Symptom of the Day: FatigueBipolar depression is typically associated with symptoms like feelings of hopelessness and guilt along with loss of interest and isolating behavior. Another major symptom of depression is fatigue. Fatigue is not the same thing as sleepiness. It feels closer to exhaustion, and not the exhilarated exhaustion that comes with a good workout. It is a complete lack of energy. In bipolar disorder, fatigue is a major factor that determines factor how well a person is able to function on a day-to-day basis.

People who experience atypical depression are especially at risk for periods of fatigue. In typical depression, patients often have trouble sleeping, whereas patients with atypical depression often sleep more than 10 hours a day. Atypical depression is most common with bipolar II and carries additional symptoms of fatigue.

There are two types of fatigue, physical and psychological. Both are present in fatigue associated with bipolar disorder.

Physical symptoms of fatigue include:

  • Digestive distress (nausea, vomiting, diarrhea)
  • Chest pain
  • Headache
  • Dizziness
  • Muscle aches or weakness
  • Lethargy
  • Slowed reflexes
  • Impaired coordination
  • Leaden paralysis (most common in bipolar II)

Psychological symptoms of fatigue include:

  • Lack of motivation
  • Difficulty concentrating
  • Increased or long term sleepiness
  • Indecisiveness
  • Moodiness
  • Irritability
  • Poor cognitive functioning

Many of these symptoms may be attributed to other factors such as medication side effects or an unrelated illness, so it’s important to keep track of when symptoms appear and any other coinciding symptoms or behaviors.

Most of the time, identifying fatigue as a symptom is not terribly difficult. Having to fight to get out of bed and shower are pretty clear signs. Countering fatigue during a depressive phase is the hard part.

There is no immediate fix for severe fatigue with depression, but there are several steps patients can take to improve symptoms of fatigue:

  • Plan your day around when you think you function best. If you work better in the morning, don’t put it off and risk being too tired later.
  • Limit caffeine. It can provide short-term energy, but comes with the risk of a worse crash later. Caffeine consumption can also interfere with sleep cycles.
  • Regulate your sleep. Too much sleep and too little sleep can affect mood episodes.
  • Eat right. A poor diet can exacerbate symptoms of bipolar disorder by affecting brain and body chemistry.
  • Drink more water. Dehydration can cause fatigue and affect mood.
  • Exercise. Finding the motivation to do anything when dealing with fatigue and depression is challenging, but doing aerobics increases oxygen in the blood, which can help treat both symptoms.
  • Try to limit stress. It causes fatigue and can trigger mood episodes.
  • Talk to your doctor. There are medications prescribed specifically to fight fatigue associated with depression. However, the fatigue you’re experiencing may not be the result of bipolar disorder itself. It could be caused by medication or another underlying issue, so it’s important to sort that out first.

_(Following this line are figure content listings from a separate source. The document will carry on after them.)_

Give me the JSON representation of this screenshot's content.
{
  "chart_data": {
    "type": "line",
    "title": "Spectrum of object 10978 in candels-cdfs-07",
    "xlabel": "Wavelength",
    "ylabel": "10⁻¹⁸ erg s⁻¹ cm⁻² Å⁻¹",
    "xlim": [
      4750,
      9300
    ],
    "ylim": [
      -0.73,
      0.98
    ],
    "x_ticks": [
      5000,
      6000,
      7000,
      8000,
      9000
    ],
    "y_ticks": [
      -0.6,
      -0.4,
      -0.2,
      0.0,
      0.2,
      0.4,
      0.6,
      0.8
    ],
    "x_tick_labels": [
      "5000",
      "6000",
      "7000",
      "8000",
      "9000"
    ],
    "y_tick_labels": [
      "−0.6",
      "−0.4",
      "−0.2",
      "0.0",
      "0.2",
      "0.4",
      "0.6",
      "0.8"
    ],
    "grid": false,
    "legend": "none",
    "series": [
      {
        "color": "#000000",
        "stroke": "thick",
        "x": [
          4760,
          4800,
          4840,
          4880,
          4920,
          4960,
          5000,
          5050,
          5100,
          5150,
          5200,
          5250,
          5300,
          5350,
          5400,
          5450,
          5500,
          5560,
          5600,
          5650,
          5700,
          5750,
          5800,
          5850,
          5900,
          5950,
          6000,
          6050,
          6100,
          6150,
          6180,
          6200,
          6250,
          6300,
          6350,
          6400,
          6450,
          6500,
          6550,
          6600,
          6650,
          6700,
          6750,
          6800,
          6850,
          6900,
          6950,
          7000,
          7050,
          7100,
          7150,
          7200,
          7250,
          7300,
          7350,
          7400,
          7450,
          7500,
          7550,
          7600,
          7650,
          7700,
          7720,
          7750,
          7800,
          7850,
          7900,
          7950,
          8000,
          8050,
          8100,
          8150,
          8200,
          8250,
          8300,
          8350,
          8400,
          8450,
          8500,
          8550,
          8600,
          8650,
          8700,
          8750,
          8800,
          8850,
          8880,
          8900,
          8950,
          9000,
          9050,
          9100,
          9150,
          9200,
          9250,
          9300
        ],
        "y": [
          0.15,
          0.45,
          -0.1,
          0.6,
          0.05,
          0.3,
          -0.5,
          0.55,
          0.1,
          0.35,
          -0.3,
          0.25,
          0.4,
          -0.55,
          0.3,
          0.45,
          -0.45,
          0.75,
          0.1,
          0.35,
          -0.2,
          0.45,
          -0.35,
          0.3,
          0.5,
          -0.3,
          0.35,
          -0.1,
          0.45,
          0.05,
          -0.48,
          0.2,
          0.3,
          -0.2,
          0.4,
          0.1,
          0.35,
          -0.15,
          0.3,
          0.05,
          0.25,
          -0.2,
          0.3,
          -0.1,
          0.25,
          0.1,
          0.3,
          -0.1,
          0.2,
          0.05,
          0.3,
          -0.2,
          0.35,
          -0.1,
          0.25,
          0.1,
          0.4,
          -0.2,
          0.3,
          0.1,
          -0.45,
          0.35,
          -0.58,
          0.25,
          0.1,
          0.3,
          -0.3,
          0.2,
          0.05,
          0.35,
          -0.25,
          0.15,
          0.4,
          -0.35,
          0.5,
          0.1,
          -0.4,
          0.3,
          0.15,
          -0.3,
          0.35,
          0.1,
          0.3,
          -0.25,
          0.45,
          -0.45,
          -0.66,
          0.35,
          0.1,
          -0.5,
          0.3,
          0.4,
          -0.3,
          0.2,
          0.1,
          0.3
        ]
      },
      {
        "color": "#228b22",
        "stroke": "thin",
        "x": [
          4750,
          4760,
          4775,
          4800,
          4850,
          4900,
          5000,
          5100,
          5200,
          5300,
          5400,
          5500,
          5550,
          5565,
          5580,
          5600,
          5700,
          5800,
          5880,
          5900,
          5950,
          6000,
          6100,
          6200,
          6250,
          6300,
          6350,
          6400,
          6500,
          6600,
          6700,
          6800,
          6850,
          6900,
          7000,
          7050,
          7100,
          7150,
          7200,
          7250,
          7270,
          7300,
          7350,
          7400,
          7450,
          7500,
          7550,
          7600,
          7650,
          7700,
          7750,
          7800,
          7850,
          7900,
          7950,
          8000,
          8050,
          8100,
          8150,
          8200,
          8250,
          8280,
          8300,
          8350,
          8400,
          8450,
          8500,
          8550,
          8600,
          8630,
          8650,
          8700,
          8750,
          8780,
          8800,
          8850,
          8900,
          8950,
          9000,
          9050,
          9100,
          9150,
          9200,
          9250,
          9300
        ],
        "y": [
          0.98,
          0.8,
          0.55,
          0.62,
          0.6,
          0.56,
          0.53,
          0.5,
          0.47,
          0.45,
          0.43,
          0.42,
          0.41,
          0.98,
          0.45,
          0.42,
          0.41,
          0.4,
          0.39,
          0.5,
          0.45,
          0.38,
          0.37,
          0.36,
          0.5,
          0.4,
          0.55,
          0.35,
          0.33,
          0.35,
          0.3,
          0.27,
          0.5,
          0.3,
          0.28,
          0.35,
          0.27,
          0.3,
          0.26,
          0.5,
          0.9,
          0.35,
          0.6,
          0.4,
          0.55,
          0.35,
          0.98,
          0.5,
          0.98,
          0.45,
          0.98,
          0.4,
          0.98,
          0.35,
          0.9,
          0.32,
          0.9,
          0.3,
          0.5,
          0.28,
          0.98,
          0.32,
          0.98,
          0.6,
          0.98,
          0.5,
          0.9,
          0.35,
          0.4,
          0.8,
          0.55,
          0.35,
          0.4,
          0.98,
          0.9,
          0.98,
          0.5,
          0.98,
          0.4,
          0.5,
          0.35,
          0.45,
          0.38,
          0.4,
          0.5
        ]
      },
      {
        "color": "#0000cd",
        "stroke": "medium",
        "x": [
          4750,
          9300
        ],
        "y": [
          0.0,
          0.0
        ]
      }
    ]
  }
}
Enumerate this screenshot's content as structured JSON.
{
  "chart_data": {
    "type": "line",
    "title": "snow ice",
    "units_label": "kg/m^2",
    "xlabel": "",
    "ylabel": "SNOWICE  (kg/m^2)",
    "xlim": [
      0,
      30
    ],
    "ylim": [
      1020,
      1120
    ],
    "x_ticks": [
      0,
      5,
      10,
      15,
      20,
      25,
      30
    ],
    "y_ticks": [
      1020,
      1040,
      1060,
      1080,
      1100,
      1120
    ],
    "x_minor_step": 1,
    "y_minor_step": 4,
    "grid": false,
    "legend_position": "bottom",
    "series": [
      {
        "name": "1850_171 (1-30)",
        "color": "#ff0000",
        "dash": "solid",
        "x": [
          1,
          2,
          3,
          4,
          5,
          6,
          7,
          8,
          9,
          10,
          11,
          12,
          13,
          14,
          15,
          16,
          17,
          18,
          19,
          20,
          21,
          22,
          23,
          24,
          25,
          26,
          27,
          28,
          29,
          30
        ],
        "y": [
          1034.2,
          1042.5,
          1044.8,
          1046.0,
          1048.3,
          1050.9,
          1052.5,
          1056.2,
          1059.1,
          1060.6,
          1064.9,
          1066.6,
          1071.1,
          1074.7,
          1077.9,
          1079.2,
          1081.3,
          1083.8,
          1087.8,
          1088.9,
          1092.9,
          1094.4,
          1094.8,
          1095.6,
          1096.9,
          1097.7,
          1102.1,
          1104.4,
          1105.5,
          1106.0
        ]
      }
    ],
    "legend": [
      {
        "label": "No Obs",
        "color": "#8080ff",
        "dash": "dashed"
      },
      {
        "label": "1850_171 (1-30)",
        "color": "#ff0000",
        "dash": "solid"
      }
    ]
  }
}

Unfortunately, severe fatigue is a part of bipolar depression as both a precursor to an episode and a symptom of the episode itself. Other symptoms of bipolar disorder like restless energy, racing thoughts and insomnia can worsen fatigue, which can worsen other symptoms. It seems an endless cycle, but it is possible to manage it with the right combination of medication and behavioral changes.